Do you actually think our borders are safe and secure? Do you think these people will easily forget the suffering we have caused them? Like many things this is a double edged sword. Sure we feel safe now, but at the rate we are creating enemies, we may not be for long. What happens when Americans, prominent or not, men or women, or children start to disappear never to be heard from again except for rumors?

Won't the kidnappers feel every bit as justified as some Americans do now? What kind of world are we, the strongest nation in the world, creating? Revenge can become a never ending road.

What do you think that 9/11 was? Americans sure can dish it... but take it? You'll see them reduced to tears, with a president running around like a pussy, and with people asking naively "why do they hate us? What have we done?"

The naive act only works for so long... though.

The saddest part, is that if something or someone was to attack us, a lot of my foreign acquittances would not shear a single tear. I know people who waited for ours to leave a flower or to lit a candle in front of the US embassy in their countries right after 9/11... who are now telling me in no quaint terms that if they had known better they would have not wasted their time or tears on 9/12.

Like the old adagio goes, you reap what you sew. Are we ready to deal with the clusterfuck that these assholes are leaving around in our name?

It does not matter if we are ready or not, this is something that we, our children, and our grandchildren will be dealing with...America is a Rogue Nation now...if BushCo does suspend elections in '08...don't be surprised when we're invaded by other countries...

-:|:- illegal enemy combatant -:|:-

A Human psyche
smashed stressed and rendered useless
in nine syllables

Its called Bush is a criminal and needs to be impeached and imprisoned.

Mark @ 67:

Its called Bush is a criminal and needs to be impeached and imprisoned.

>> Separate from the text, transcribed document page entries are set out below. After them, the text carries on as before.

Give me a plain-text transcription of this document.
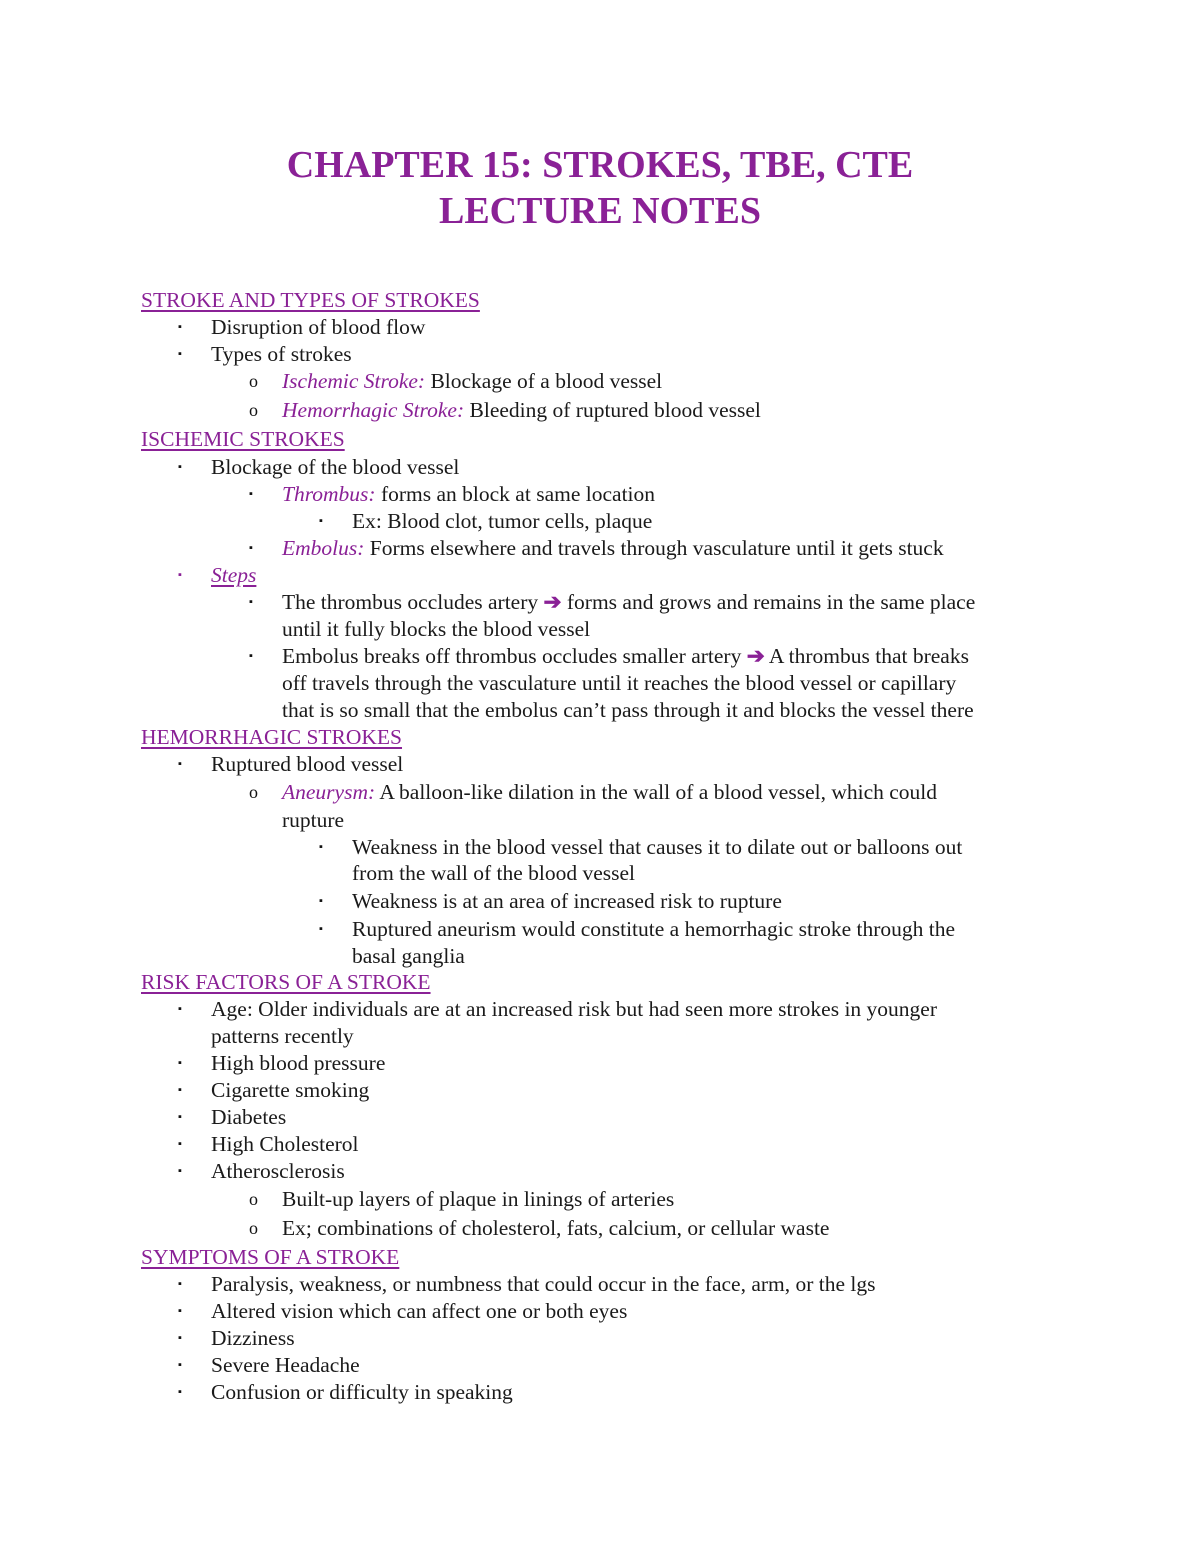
CHAPTER 15: STROKES, TBE, CTE
LECTURE NOTES
STROKE AND TYPES OF STROKES
▪ Disruption of blood flow
▪ Types of strokes
o Ischemic Stroke: Blockage of a blood vessel
o Hemorrhagic Stroke: Bleeding of ruptured blood vessel
ISCHEMIC STROKES
▪ Blockage of the blood vessel
▪ Thrombus: forms an block at same location
▪ Ex: Blood clot, tumor cells, plaque
▪ Embolus: Forms elsewhere and travels through vasculature until it gets stuck
▪ Steps
▪ The thrombus occludes artery ➔ forms and grows and remains in the same place
until it fully blocks the blood vessel
▪ Embolus breaks off thrombus occludes smaller artery ➔ A thrombus that breaks
off travels through the vasculature until it reaches the blood vessel or capillary
that is so small that the embolus can’t pass through it and blocks the vessel there
HEMORRHAGIC STROKES
▪ Ruptured blood vessel
o Aneurysm: A balloon-like dilation in the wall of a blood vessel, which could
rupture
▪ Weakness in the blood vessel that causes it to dilate out or balloons out
from the wall of the blood vessel
▪ Weakness is at an area of increased risk to rupture
▪ Ruptured aneurism would constitute a hemorrhagic stroke through the
basal ganglia
RISK FACTORS OF A STROKE
▪ Age: Older individuals are at an increased risk but had seen more strokes in younger
patterns recently
▪ High blood pressure
▪ Cigarette smoking
▪ Diabetes
▪ High Cholesterol
▪ Atherosclerosis
o Built-up layers of plaque in linings of arteries
o Ex; combinations of cholesterol, fats, calcium, or cellular waste
SYMPTOMS OF A STROKE
▪ Paralysis, weakness, or numbness that could occur in the face, arm, or the lgs
▪ Altered vision which can affect one or both eyes
▪ Dizziness
▪ Severe Headache
▪ Confusion or difficulty in speaking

Yes, but only after cheney's been impeached and imprisoned...

God help me, but I enjoy watching Islamic terrorists get tortured.

What many americans may not know is that the Ethiopian president has decided to become bush's lapdog and ethiopian troops are now mired in a deadly civil war in somalia. They went there on bush's urging to purge islamic terrorists.

Kenya, the other african country mentioned has one million somali refugee's living in it's midst. they need to be careful about following u.s. directives.

makes ya proud to be an American,,dont it...not to get too off subject..a 'freind' of mine(he seems to getting batshit crazy as the years go by) forwarded me an email..something along the lines of..the USPS issued a new stamp honoring(gasp!) MUSLIMS...DAMN THEM!! Its not like the USPS is a rogue entity unto inself.